My insides feel like they're being pounded on by a fist made of broken feelings, tears, and small slivers of glass and splinters worming their way into my pores. The pressure in my head makes my eyes swim and I see in front of me a shrieking Medusa whose hair is made of the wisps of lost dreams that floated out of my head ages ago, replaced by lethargy. My thoughts are molasses, the harder you swirl the more sticky it gets and everything good is suffocated and held down. I don't feel anything anymore. My mind is blank-- so contrary to the usual overflowing maelstrom of ideas whirling around in a typhoon-like force ready to crash and suck in energy.
My third eye is blind. It is unseeing. I've turned into a blob who has no goals-- who shrugs at people with ambitions. Even my regular eyes have stopped registering smiles, concerned glances, secret winks. Everything glazes over and I don't have the energy to make myself focus the lens. The camera is just jostled about, barely hanging by its strap off the neck of a once-fluffy sheep.

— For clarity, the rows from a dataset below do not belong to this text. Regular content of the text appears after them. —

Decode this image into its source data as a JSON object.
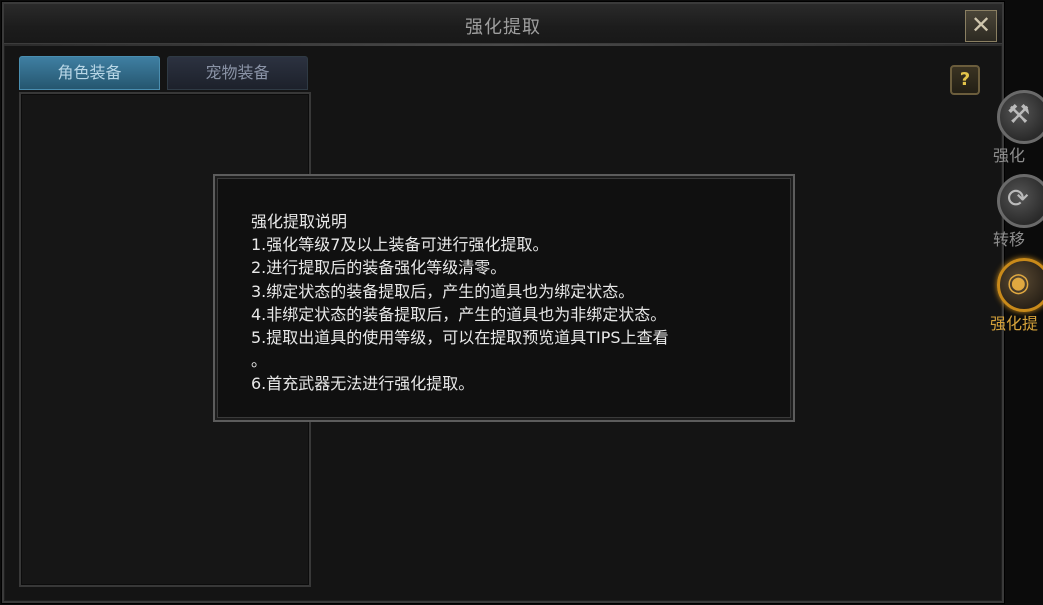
{
  "window": {
    "title": "强化提取",
    "close_label": "✕"
  },
  "tabs": [
    {
      "label": "角色装备",
      "active": true
    },
    {
      "label": "宠物装备",
      "active": false
    }
  ],
  "help": {
    "label": "?"
  },
  "side_tabs": [
    {
      "label": "强化",
      "icon": "hammer-icon",
      "glyph": "⚒",
      "active": false
    },
    {
      "label": "转移",
      "icon": "transfer-icon",
      "glyph": "⟳",
      "active": false
    },
    {
      "label": "强化提",
      "icon": "extract-icon",
      "glyph": "◉",
      "active": true
    }
  ],
  "tooltip": {
    "lines": [
      "强化提取说明",
      "1.强化等级7及以上装备可进行强化提取。",
      "2.进行提取后的装备强化等级清零。",
      "3.绑定状态的装备提取后，产生的道具也为绑定状态。",
      "4.非绑定状态的装备提取后，产生的道具也为非绑定状态。",
      "5.提取出道具的使用等级，可以在提取预览道具TIPS上查看",
      "。",
      "6.首充武器无法进行强化提取。"
    ]
  },
  "colors": {
    "accent_gold": "#c98a1a",
    "tab_active": "#3f7fa2"
  }
}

My face has turned puffy because I seldom use the muscles to smile, to grimace, or to frown. I'm blander than a bowl of porridge. I live on laziness. The only place where I find solace and company is in my dreams. There no one will judge me for my freakish habits, for my strange tastes and for my absurd opinions. I wish to escape the real world without exerting any effort to vanish into the next. Nothing can console my bleeding heart.